By Lauren | March 20, 2009

You have to pity the new CEO of embattled insurance company AIG, Edward M. Liddy, who was beaten up pretty badly this week in a Congressional hearing. Furious lawmakers pummelled Liddy with hostile questions in the wake of the revelation that AIG had paid enormous retention bonuses, some in excess of $6 million, to employees in the financial products unit that brought AIG to the brink of ruin. Liddy wasn’t at AIG when the contracts were signed six months ago, which left him in the unenviable position of having to defend his decision to honor contractual promises that, in hindsight, were grossly irresponsible, and that Liddy says he would never himself have made.

The bonuses have sparked a firestorm of anger not only in Congress but around the country - so much so, in fact, that Liddy said AIG’s executives and their families have received horrifically colorful death threats. (Put the piano wire down, please - we don’t solve problems in this country by garrotting children, for Heaven’s sake.) Many of the AIG executives who received those controversial bonuses have returned some or all of the money, and good for them. They may have been contractually entitled to the money but it wasn’t smart to take it, and they were wise to give it back.

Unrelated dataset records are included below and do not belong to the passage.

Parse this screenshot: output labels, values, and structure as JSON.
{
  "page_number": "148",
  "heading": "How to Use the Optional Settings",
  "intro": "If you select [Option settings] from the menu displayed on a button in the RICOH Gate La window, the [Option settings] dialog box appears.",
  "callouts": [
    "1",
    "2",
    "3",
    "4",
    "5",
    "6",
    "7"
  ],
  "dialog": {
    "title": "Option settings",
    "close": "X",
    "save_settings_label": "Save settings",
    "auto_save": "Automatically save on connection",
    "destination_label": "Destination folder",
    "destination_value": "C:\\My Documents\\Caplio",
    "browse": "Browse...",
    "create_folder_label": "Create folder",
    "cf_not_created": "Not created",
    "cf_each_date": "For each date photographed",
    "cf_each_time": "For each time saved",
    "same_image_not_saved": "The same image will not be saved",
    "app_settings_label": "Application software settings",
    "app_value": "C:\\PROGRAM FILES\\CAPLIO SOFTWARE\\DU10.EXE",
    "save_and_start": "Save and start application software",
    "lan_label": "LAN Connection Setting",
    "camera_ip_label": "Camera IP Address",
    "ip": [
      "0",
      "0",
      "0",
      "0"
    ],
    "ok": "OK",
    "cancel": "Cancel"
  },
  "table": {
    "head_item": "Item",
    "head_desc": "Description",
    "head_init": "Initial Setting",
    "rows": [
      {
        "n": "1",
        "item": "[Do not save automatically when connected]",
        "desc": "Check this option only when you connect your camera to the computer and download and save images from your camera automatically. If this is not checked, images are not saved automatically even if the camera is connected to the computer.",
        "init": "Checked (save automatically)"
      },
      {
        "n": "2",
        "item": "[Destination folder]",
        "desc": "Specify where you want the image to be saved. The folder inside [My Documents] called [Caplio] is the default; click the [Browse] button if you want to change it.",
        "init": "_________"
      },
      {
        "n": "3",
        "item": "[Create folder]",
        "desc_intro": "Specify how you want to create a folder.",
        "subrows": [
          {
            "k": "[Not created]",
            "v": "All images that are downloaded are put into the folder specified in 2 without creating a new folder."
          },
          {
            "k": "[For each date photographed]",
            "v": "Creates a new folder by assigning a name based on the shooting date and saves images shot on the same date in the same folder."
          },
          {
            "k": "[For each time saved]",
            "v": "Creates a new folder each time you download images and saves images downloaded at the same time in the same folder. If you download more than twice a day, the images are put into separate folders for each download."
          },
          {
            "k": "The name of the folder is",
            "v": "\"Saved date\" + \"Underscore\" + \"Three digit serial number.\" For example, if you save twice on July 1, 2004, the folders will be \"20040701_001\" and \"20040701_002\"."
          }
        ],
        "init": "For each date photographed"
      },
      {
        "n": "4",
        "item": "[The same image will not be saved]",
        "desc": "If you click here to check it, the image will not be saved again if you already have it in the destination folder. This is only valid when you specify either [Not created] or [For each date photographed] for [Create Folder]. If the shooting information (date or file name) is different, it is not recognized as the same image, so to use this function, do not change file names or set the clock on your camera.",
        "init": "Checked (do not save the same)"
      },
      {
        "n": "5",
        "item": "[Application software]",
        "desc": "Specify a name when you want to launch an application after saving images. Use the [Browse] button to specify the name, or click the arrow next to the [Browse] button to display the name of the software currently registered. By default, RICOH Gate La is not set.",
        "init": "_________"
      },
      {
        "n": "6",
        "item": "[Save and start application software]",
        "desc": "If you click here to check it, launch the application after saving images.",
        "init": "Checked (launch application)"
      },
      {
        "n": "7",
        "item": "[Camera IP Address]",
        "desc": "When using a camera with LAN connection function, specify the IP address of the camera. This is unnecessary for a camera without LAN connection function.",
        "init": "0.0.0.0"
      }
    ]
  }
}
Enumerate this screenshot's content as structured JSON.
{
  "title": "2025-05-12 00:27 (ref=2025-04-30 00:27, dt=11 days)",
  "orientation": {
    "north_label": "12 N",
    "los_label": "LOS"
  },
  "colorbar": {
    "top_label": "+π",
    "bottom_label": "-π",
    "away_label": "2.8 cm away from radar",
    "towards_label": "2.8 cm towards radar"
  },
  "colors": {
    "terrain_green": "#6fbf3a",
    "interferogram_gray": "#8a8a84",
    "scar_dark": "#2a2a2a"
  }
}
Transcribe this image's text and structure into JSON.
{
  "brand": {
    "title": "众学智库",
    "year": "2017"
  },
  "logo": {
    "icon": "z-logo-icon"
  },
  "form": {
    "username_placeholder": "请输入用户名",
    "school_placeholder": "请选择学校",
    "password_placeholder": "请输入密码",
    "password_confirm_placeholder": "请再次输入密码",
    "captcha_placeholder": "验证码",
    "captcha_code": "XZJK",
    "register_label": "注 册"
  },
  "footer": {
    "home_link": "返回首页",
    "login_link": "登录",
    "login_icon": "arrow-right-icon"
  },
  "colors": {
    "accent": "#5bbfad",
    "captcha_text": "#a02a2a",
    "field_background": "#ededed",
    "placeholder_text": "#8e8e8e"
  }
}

As I watch the furious finger-pointing, however, I have to wonder where AIG’s Board of Directors was while the company was wading into a waist-deep swamp of toxic investments and entering into those irresponsible employment contracts. When a person agrees to serve on a Board, he or she takes on a fiduciary responsibility to oversee the company’s operations. A corporate board has the duty to ensure that the company is prudently managed, and board members can’t delegate that responsibility to paid staff. Based on what we’ve seen so far, it looks as though AIG’s Board may have been so busy counting phantom profits from its risky investments that it didn’t bother to ask the right questions about where the money was coming from. If so, that was a serious breach of fiduciary duty. If AIG’s Board members had stepped up to their oversight responsibilities, Edward Liddy and AIG might both be in a much better position today.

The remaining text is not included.